Supporters of this crusade against the South—for this remains a religious war—declare that the killing of hundreds of thousands—perhaps as many as a million—Americans and the destruction of a people in the so-called Civil War was justified to end slavery, a claim that is demonstrably false. But even those who care nothing about the war, its origins or its meaning, revere Lincoln as a hero and a Savior of the nation. He was, we are endlessly told, America’s greatest President. Indeed, Lincoln’s monument is a temple fit for worship rather than a mere memorial. But those who justify Lincoln and what was done in the War of Secession with the plea that “it was necessary”—for whatever reason—justify every tyrant in history who has raped, pillaged, enslaved and slaughtered his way into power as well as every one who will rise in the future.

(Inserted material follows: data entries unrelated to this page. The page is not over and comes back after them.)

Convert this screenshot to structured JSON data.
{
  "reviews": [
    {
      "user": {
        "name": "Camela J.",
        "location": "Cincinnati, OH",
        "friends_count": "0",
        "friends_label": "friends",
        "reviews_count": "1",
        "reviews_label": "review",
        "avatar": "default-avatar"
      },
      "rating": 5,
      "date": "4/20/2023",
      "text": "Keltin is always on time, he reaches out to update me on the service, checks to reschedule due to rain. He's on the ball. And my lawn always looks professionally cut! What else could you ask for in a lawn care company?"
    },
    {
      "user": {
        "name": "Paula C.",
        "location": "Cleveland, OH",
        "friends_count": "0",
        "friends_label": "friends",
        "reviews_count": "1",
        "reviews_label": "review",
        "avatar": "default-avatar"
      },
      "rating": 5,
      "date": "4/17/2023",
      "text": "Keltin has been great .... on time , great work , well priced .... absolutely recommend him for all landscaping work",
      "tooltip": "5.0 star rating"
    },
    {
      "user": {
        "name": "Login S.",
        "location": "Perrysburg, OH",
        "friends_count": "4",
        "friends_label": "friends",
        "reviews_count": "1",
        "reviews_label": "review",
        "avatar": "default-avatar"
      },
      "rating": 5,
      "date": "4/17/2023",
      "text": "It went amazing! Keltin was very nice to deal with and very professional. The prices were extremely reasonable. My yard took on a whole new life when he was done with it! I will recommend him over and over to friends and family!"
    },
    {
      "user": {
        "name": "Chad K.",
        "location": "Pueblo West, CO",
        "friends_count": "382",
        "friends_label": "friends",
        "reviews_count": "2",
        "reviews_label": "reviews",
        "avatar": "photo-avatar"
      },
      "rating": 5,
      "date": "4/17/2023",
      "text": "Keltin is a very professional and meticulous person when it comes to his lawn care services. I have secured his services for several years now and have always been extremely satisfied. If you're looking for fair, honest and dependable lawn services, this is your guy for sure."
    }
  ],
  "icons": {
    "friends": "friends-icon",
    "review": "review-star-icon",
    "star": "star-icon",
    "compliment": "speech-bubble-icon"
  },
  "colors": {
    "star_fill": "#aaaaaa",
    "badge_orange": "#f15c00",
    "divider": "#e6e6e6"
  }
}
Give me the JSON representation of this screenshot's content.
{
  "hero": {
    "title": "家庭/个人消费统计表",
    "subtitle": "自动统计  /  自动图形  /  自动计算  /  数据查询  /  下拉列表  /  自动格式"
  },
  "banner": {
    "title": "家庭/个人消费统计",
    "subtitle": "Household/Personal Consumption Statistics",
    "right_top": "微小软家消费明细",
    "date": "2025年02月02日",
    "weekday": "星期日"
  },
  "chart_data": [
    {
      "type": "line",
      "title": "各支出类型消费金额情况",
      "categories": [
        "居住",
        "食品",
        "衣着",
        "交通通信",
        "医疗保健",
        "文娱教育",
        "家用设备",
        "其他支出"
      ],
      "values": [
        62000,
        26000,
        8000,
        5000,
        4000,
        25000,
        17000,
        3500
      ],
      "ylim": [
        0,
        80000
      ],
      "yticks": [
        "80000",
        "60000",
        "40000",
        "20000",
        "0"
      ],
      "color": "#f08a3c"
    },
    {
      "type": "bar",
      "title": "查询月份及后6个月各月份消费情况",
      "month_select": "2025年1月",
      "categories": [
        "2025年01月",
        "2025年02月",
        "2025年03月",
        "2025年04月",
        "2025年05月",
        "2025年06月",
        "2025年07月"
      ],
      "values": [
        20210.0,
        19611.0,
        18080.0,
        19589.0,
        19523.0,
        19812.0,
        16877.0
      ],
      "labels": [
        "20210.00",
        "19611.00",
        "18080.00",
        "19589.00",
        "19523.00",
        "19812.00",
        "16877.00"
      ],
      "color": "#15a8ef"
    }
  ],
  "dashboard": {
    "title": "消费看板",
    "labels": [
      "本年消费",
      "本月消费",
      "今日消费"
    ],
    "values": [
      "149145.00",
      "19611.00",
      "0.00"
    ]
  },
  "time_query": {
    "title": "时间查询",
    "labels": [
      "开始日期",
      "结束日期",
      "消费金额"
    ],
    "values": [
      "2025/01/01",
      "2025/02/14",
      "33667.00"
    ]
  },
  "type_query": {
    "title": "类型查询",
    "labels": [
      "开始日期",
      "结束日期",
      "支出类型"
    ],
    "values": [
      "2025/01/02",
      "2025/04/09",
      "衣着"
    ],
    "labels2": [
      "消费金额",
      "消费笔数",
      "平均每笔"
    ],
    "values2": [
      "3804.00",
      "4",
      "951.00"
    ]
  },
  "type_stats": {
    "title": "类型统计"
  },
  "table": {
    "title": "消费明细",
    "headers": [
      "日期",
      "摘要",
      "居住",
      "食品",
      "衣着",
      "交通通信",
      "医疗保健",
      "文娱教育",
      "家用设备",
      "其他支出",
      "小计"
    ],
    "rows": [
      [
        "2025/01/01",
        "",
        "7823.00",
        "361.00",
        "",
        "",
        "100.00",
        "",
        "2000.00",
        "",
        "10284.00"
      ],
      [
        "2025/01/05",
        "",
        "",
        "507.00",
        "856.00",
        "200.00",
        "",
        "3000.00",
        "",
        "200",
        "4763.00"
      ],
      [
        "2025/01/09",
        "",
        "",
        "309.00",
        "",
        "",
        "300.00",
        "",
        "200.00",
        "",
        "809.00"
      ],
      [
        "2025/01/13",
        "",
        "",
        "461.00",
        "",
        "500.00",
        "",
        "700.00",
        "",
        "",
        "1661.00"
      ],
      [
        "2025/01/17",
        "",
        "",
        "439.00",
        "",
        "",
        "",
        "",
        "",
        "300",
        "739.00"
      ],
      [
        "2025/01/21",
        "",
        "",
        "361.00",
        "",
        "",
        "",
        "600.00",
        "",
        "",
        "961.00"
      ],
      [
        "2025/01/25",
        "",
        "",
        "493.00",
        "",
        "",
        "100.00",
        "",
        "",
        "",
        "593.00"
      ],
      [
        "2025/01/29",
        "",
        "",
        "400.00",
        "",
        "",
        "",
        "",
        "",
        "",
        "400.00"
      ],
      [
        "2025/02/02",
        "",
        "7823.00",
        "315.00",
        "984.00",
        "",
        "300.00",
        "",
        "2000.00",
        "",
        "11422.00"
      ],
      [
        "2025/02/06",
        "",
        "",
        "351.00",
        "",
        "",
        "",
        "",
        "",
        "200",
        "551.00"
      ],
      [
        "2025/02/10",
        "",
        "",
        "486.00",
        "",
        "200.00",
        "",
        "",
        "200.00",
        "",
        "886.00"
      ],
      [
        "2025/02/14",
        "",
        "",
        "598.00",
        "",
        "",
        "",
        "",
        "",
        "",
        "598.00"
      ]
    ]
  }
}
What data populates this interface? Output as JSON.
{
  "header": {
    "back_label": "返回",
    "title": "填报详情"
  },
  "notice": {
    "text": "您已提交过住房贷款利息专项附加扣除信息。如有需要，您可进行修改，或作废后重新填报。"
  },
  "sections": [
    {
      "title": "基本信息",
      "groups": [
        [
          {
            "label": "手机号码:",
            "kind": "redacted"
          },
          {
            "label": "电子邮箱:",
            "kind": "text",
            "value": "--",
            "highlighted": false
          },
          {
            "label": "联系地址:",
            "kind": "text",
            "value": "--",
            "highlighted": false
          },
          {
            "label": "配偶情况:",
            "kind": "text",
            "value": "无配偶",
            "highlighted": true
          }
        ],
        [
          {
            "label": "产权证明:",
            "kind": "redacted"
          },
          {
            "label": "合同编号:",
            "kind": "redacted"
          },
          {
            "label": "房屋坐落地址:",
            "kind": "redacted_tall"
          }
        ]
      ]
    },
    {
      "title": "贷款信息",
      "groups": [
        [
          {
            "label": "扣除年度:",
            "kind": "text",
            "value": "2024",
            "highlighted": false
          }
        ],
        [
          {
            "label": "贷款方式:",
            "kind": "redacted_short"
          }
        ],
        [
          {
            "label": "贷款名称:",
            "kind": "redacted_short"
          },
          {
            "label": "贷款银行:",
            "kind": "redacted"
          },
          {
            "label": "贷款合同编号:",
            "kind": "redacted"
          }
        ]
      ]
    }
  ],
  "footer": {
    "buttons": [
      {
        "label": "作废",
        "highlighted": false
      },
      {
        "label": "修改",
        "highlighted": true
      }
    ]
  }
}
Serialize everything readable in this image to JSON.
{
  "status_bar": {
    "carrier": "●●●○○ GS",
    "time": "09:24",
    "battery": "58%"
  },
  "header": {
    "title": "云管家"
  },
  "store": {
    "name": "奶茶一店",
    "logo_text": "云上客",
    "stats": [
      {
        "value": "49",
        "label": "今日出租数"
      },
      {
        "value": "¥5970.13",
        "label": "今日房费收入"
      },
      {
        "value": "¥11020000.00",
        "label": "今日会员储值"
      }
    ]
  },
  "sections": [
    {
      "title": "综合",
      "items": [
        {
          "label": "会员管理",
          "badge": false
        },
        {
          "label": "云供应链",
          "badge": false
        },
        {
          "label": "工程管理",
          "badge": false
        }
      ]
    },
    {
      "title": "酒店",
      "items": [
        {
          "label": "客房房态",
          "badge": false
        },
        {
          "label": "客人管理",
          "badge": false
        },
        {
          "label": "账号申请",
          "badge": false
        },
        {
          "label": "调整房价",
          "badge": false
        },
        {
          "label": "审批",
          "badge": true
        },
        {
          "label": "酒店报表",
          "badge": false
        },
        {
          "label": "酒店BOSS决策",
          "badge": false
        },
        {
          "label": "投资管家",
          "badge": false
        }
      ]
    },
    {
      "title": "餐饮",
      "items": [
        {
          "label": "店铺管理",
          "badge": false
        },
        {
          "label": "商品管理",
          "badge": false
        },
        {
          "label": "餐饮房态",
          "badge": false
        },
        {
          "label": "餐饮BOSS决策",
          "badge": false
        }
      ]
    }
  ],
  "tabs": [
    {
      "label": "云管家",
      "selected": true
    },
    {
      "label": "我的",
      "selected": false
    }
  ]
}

Embracing the motive for tyranny neither changes its moral dynamics nor its consequences. If we permit the final extermination of Southern heritage and the memory of those boys in gray who fought and died for their homes and their God-given liberties, we consign not just the South, but America, that great experiment, to oblivion.

 

 


Valerie Protopapas

Valerie Protopapas is an independent historian and the former editor of The Southern Cavalry Review, the journal of The Stuart-Mosby Historical Society.

3 Comments

  • Robert Shipp says:

    Thank you, Ms Protopapas for a wonderfully well written essay on a truly horrific subject. The old aphorism that “the victors write the history books” has never been more completely illustrated than in the current officially told lies about the War Between the States. I managed to raise my son with an understanding of the truth, but you have managed to write an article which (God willing!) may educate thousands. Good job!

  • Robert says:

    The war started when the north attacked Ft Sumpter was over “states rights”, not slavery. Lincoln, Sherman and Grant were, by all accounts, absolute monsters where human rights and race were concerned. The so-called Emancipation Proclamation was merely a political tool to disrupt the under-resourced south. This, of course, was at the expense os the negro. The slave trade had already been halted before the war. Lee and Davis were in fear on the industrial slavery of the north which allowed no rights, human dignity, or hope of individual economic or social ascent. It is dreamy to contemplate the astounding heights the civilization of the south would have reached if not for Lincoln’s war. Republicans destroy all !!!

  • Irene Mack says:

    I live in eastern Pennsylvania and am appalled at the ignorance of northern civil war buffs. They tell me that the southern civilians got what they deserved. What? Rape and murder and stealing are ok? Lincoln and his generals should be exposed for their war crimes, not treated like heroes.